Mais avant Kant, un philosophe irlandais se réapproprie le concept au milieu du XVIIIe siècle et, dans la pure tradition du sensualisme anglais, en fait une notion essentiellement esthétique. Avec sa Recherche philosophique sur l’origine de nos idées du sublime et du Beau, paru en 1757, Edmund Burke soumet une typologie des origines : origine du sublime et du Beau, mais aussi origine des sentiments. Il transforme et dépasse le domaine rhétorique. Cette théorie sensuelle marque en définitive l’abandon absolu de l’analyse du discours poétique au profit des manifestations de la nature et de l’œuvre d’art comme « du lieu le plus propice à l’émergence de l’expérience sublime. » Dès lors Burke opère un changement radical dans sa méthodologie : il écarte de manière substantielle les causes du phénomène afin d’en étudier seulement, et ultimement, les effets. Car malgré l’intitulé de son ouvrage (Recherche sur l’origine), Burke semble s’intéresser davantage aux réactions de l’individu confronté au sublime. Certes, les déclencheurs identifiés par le philosophe sont les sources de cet effet, mais bien qu’il paraisse avoir rempli son contrat (trouver les origines), l’interprétation psycho-somato-physiologique de celles-ci sur la conscience et l’inconscient de l’homme prend le pas sur la découverte matérielle des sentiments ou sensations. Et dans la pure tradition de l’empirisme anglais, il en explore, en expérimente et en étudie les constituants : la terreur, la différence entre la clarté et l’obscurité par rapport aux passions, la privation, le vaste et l’infini sont autant de chapitres dans lesquels Burke explique l’impact de ces stimulus extérieurs sur la psyché et le corps de l’homme.
L’influence de Burke sur ses successeurs est sans équivoque et motive notamment la rédaction du premier texte de Kant, Observations sur le sentiment du beau et du sublime.
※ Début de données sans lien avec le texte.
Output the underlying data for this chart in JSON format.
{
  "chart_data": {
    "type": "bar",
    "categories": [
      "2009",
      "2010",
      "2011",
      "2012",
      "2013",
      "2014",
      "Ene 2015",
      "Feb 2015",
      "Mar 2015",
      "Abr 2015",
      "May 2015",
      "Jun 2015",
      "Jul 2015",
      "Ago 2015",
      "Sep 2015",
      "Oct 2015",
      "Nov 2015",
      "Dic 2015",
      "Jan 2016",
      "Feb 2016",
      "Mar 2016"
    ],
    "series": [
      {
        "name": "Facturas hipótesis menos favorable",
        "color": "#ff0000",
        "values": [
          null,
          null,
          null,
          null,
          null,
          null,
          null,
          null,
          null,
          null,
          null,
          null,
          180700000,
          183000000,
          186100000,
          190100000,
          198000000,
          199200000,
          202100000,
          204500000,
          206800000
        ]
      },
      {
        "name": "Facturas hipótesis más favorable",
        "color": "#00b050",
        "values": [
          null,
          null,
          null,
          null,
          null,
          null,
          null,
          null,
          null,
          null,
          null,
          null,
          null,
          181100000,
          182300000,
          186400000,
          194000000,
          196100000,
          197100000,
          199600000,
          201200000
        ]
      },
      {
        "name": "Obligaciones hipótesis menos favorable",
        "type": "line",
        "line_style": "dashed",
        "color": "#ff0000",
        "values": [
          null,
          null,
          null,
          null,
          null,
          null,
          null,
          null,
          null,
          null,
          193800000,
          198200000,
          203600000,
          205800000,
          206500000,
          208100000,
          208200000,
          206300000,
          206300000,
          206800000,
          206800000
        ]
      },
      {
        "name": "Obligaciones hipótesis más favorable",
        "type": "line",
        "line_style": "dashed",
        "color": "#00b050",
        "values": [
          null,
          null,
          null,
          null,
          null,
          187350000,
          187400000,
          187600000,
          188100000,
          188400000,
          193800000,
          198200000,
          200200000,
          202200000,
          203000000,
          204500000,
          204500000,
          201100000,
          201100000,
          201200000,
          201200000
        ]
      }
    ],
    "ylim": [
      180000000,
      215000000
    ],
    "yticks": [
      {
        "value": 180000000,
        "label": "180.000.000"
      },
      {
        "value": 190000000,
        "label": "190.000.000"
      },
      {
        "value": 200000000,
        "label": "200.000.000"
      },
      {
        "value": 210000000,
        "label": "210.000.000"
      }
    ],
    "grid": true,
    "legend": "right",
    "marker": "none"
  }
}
Se référant aux recherches antérieures de son homologue irlandais, Kant, dans cette version préliminaire et peu aboutie de ses propres réflexions sur le sublime, y trouve les fondements de ses schèmes qui deviendront plus tard sa Critique de la faculté de juger. Avec lui prend forme un sublime philosophique, théorie jusque-là inédite et qui demeure, à travers ces deux mille ans de théorisation, la plus poussée et la plus complète — mais de loin la plus difficile à comprendre. Au même titre que Burke, Kant puise ses idées autour des manifestations de la nature, mais y intègre une dimension psychologique prédominante, certes précédemment amorcée dans la Recherche, mais poussée cette fois-ci à un niveau métaphysique grâce à son intellectualisation. Qui plus est, il est le seul théoricien à développer aussi précisément le processus d’assimilation et d’intellectualisation de l’expérience sublime, desquels le sublime mathématique et le sublime dynamique découleront. En somme, il réussit à lier le discours sublime à une anthropologie plus générale et demeure à ce jour la référence suprême en cette matière.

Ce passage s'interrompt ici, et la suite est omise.